Turkey’s annual inflation rate soared to a record high of 47.83% in July, up from 38.2% in June, as the Turkish lira continued to lose value against the US dollar and the euro. The lira has depreciated by more than 40% since the start of the year, amid political uncertainty, economic mismanagement, and US sanctions.
The inflation rate exceeded market expectations of 47% and was the highest since the country adopted a new consumer price index in 2003. The previous record was 45.21% in October 2021.

The main drivers of inflation were food and non-alcoholic beverages, which rose by 54% year-on-year, followed by hotels, cafes and restaurants, which increased by 52.9%. Other categories that saw significant price hikes were health (65.7%), furnishings and household equipment (43.2%), recreation and culture (43%), and transportation (21%).

The core inflation rate, which excludes volatile items such as food and energy, also jumped to 47.33% in July, up from 46.62% in June.

The soaring inflation rate has eroded the purchasing power of Turkish consumers and businesses, who have faced rising costs of living and production.
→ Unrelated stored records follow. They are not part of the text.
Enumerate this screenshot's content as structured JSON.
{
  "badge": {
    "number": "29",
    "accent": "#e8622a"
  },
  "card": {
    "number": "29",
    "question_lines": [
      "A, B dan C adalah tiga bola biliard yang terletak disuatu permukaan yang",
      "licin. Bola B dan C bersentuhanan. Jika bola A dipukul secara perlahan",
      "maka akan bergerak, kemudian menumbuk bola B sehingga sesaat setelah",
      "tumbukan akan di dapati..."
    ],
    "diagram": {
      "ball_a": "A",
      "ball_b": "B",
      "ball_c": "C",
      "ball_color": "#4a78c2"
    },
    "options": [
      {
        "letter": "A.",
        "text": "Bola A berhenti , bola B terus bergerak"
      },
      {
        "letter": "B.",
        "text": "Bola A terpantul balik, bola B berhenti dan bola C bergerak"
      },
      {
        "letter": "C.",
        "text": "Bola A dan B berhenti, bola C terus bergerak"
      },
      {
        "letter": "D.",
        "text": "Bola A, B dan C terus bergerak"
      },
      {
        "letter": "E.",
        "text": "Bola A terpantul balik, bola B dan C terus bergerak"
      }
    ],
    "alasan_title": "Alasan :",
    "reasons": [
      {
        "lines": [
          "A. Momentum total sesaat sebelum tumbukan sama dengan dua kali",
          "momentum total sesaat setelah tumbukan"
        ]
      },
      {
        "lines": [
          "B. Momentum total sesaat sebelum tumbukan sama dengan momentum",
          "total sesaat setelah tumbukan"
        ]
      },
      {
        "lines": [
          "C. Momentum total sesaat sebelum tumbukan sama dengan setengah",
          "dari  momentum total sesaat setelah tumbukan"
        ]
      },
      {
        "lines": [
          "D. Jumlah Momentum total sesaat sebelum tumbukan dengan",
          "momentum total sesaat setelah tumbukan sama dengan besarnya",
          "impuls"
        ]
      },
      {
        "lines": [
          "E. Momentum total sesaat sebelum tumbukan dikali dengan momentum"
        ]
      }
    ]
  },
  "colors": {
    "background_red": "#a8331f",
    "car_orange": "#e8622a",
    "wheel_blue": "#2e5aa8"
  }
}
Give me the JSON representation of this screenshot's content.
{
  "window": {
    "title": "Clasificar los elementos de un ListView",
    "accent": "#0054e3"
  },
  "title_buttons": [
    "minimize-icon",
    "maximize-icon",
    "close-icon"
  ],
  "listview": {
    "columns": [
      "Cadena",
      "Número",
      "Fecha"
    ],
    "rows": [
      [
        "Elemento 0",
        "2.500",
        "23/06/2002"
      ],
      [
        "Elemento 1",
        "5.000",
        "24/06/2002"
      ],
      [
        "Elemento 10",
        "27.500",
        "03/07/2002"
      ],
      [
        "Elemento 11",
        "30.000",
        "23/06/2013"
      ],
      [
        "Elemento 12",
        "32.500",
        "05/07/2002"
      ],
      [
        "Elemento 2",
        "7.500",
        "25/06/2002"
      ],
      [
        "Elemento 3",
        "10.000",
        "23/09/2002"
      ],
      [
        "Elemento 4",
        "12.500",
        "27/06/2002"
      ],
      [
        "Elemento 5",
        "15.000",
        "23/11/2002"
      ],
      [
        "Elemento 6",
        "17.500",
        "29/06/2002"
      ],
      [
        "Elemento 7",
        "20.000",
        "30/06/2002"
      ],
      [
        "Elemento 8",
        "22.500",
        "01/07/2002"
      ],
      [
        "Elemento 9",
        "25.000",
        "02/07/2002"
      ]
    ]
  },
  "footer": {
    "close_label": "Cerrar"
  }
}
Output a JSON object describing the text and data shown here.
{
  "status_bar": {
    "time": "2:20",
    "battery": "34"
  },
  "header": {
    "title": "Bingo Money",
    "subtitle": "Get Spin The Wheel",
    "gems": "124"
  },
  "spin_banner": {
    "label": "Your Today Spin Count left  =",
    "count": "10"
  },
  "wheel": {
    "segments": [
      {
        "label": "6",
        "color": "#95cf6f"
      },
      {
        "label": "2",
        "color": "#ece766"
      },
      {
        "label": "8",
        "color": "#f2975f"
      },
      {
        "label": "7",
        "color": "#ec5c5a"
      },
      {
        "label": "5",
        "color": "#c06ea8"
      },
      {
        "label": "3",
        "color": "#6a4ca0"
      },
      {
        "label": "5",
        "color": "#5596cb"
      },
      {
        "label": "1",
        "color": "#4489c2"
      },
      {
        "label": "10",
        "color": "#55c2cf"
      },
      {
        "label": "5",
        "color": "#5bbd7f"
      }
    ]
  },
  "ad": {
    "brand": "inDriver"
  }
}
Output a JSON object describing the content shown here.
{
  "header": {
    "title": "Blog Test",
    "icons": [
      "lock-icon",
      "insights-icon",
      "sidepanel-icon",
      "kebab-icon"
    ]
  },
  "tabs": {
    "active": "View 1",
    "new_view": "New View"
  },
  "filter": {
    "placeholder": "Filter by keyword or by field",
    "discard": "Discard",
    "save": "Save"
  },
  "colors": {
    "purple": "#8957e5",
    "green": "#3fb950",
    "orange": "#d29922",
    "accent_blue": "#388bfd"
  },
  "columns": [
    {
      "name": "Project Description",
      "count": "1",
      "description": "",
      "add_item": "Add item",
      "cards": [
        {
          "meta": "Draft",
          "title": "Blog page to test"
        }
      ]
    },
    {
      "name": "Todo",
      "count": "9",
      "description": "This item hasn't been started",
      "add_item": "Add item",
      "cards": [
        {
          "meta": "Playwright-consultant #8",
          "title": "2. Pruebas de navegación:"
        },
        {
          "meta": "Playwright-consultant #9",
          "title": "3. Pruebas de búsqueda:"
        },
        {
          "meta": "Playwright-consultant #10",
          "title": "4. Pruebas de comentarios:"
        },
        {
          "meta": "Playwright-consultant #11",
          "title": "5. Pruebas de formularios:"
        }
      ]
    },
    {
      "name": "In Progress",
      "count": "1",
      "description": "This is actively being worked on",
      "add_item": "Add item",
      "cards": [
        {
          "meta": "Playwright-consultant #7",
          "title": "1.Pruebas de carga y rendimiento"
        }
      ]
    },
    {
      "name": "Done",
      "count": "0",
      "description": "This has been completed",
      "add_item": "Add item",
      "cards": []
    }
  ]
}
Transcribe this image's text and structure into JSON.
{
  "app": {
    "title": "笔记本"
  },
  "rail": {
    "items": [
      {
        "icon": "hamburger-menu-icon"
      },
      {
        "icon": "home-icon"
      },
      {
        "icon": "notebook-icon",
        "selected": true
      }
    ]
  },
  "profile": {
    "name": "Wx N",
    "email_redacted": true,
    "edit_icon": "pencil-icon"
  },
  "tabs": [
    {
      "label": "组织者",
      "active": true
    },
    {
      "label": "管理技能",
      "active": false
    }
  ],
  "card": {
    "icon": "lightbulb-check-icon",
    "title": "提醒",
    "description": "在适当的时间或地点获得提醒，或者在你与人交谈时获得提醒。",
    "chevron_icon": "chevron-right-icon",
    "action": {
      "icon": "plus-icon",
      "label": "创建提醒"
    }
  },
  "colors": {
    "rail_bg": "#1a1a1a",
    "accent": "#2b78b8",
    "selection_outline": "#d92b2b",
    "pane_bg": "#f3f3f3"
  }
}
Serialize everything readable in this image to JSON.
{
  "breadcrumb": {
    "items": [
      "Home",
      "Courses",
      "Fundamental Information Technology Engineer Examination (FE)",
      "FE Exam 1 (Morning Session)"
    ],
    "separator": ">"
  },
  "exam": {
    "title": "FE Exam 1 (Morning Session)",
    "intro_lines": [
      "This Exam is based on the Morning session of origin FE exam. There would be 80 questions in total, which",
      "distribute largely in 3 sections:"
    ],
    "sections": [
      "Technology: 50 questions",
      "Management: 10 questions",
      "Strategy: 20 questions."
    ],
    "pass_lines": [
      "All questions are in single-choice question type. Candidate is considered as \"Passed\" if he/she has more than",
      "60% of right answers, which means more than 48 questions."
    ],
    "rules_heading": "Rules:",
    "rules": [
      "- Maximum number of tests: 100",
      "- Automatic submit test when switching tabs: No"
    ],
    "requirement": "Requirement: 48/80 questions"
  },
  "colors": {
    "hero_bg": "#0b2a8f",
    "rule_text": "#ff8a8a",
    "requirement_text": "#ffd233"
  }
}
Many have resorted to buying foreign currency or gold to hedge against the lira’s depreciation.

The central bank has raised its key interest rate by a cumulative 1,500 basis points since November 2021, reaching 24% in June 2023, in an attempt to curb inflation and support the lira. However, the monetary tightening has failed to restore confidence in the currency and the economy, as President Recep Tayyip Erdogan has repeatedly criticized the high-interest rates and called for lower borrowing costs.

Last week, the central bank more than doubled its year-end inflation forecast to 42.9%, citing the exchange rate developments, supply-side factors, and pandemic-related uncertainties. It also revised its growth forecast for 2023 down to 4.8% from 5%.

Analysts expect inflation to remain high in the coming months, as the lira faces further downward pressure from geopolitical tensions, US sanctions over Turkey’s purchase of Russian S-400 missile systems, and a possible snap election before the scheduled date of June 2024.